Supported protic acid-catalyzed synthesis of 2,3-disubstituted thiazolidin-4-ones: enhancement of the catalytic potential of protic acid by adsorption on solid supports

Abstract

The catalytic potential of various protic acids has been assessed for the one pot tandem condensation–cyclisation reaction involving an aldehyde, an amine, and thioglycolic acid to form 2,3-disubstituted thiazolidin-4-ones. The catalytic potential of the various protic acids that follows the order TfOH > HClO₄ > H₂SO₄ ∼ p-TsOH > MsOH ∼ HBF₄ > TFA ∼ AcOH is improved significantly by adsorption on solid supports, in particular using silica gel (230–400 mesh size), with the resulting relative catalytic potential following the order HClO₄–SiO₂ > TfOH–SiO₂ ≫ H₂SO₄–SiO₂ > p-TsOH–SiO₂ > MsOH–SiO₂ ∼ HBF₄–SiO₂ > TFA–SiO₂ ∼ HOAc–SiO₂. The better catalytic potential of HClO₄–SiO₂ as compared to that of Tf–SiO₂, although TfOH is a stronger protic acid than HClO₄, can be rationalised through a transition state model depicting the interaction of the individual protic acid with SiO₂. The catalytic efficiency of HClO₄ adsorbed on various solid supports was in the order HClO₄–SiO₂ ≫ HClO₄–K10 > HClO₄–KSF > HClO₄–TiO₂ ∼ HClO₄–Al₂O₃. The catalytic system HClO₄–SiO₂ is compatible with different variations of aldehydes (aryl/heteroaryl/alkyl/cycloalkyl) and the amines (aryl/heteroaryl/arylalkyl/alkyl/cycloalkyl) affording the desired 2,3-disubstituted thiazolidin-4-ones in 70–87% yields (43 examples).
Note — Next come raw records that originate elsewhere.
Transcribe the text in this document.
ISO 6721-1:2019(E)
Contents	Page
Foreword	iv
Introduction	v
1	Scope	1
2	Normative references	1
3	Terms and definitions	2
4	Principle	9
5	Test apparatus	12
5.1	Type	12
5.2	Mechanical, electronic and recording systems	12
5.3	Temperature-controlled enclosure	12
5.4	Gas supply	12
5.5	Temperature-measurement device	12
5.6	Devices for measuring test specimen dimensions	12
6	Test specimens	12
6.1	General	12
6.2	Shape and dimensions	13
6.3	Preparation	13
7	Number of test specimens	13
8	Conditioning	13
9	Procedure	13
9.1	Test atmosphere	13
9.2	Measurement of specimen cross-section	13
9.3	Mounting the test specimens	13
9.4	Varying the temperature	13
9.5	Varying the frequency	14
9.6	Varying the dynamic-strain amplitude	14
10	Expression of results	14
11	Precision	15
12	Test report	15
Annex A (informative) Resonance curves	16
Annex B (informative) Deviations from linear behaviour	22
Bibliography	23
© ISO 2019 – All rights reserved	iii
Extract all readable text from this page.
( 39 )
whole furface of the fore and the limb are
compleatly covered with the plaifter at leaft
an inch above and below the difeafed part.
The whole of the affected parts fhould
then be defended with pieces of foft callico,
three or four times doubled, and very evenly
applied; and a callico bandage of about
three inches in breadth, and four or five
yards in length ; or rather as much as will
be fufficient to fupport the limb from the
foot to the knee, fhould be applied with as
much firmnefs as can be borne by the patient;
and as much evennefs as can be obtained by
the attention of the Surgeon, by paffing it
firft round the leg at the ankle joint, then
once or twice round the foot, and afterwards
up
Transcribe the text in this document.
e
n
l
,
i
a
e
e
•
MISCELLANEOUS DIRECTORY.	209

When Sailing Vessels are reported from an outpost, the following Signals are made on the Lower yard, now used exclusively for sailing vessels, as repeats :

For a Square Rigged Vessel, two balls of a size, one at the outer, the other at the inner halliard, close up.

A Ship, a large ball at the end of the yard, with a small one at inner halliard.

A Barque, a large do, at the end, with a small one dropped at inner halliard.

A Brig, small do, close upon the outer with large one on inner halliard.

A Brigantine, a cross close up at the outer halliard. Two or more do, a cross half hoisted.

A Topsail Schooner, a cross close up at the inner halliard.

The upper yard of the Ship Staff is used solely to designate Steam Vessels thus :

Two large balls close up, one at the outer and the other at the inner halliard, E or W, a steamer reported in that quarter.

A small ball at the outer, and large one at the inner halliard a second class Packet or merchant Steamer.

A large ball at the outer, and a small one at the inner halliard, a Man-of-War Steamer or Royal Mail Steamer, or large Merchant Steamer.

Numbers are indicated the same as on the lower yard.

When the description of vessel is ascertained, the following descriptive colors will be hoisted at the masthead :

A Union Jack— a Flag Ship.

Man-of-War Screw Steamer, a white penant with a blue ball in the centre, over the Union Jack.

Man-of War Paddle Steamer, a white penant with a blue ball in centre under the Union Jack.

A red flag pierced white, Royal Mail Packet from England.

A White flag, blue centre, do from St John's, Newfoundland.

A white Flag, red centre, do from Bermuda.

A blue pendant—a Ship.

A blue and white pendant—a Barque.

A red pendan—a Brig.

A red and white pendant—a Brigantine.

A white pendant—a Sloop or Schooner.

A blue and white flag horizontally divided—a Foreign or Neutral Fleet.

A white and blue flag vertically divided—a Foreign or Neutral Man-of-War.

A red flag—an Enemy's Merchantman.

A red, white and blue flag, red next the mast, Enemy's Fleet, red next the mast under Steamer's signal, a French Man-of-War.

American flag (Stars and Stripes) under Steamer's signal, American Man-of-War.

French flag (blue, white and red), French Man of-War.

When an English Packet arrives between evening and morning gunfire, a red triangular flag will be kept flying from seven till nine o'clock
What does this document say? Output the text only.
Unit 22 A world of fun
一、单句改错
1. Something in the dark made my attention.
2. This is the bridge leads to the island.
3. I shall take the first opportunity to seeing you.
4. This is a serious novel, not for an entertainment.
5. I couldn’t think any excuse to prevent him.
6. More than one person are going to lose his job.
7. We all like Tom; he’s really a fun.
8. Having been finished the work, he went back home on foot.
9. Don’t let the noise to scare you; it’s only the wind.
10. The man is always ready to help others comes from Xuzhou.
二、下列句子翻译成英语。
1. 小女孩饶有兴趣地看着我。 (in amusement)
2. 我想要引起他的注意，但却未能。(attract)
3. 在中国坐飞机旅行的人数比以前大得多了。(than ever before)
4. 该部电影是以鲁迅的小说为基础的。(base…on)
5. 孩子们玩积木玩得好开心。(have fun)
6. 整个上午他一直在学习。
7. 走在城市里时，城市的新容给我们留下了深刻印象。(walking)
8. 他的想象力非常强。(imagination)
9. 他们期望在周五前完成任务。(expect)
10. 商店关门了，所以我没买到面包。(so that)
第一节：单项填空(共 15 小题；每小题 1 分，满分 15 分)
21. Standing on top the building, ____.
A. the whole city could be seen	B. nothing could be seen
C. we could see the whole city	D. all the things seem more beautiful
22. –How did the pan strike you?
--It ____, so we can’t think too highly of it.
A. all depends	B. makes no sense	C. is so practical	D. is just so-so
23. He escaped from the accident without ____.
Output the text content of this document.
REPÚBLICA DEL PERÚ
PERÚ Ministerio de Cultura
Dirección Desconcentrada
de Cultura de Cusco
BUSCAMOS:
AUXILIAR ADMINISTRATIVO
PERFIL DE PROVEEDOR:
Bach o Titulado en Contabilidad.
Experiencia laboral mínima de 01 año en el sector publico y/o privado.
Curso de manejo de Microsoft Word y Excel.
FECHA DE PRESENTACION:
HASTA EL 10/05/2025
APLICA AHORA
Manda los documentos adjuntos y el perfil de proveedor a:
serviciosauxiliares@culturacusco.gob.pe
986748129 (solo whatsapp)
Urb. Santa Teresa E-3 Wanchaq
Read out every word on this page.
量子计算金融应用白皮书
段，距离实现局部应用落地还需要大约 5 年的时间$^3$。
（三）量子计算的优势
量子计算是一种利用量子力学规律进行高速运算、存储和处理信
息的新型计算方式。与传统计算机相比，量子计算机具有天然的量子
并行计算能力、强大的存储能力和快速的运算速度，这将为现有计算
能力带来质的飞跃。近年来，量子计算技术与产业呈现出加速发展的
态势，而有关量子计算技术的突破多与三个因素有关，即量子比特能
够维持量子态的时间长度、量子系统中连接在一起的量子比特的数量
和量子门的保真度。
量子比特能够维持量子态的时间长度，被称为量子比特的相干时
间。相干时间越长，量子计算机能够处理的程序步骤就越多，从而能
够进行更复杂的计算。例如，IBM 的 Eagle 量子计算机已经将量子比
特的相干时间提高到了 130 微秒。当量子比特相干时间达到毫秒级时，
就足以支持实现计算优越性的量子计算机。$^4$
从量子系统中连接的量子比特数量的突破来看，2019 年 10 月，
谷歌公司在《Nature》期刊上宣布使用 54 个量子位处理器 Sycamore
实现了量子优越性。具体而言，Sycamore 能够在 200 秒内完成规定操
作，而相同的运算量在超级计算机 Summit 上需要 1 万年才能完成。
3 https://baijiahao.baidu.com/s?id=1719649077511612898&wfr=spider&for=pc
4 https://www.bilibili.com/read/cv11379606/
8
The electronic and the steric factors associated with the aldehydes and the amines provide a handle for selective thiazolidinone formation and were found to be dependent on the extent of imine formation. No significant amount of thiazolidinone formation took place during the reaction of the preformed amide (synthesised from the amine and thioglycolic acid) with benzaldehyde suggesting that the reaction proceeds through the initial reversible imine formation followed by cyclocondensation of the preformed imine with thioglycolic acid, the reversible imine formation being the determining step to control selectivity of thiazolidinone formation in competitive environments. The feasibility of a large scale reaction and catalyst recycling/reuse is demonstrated.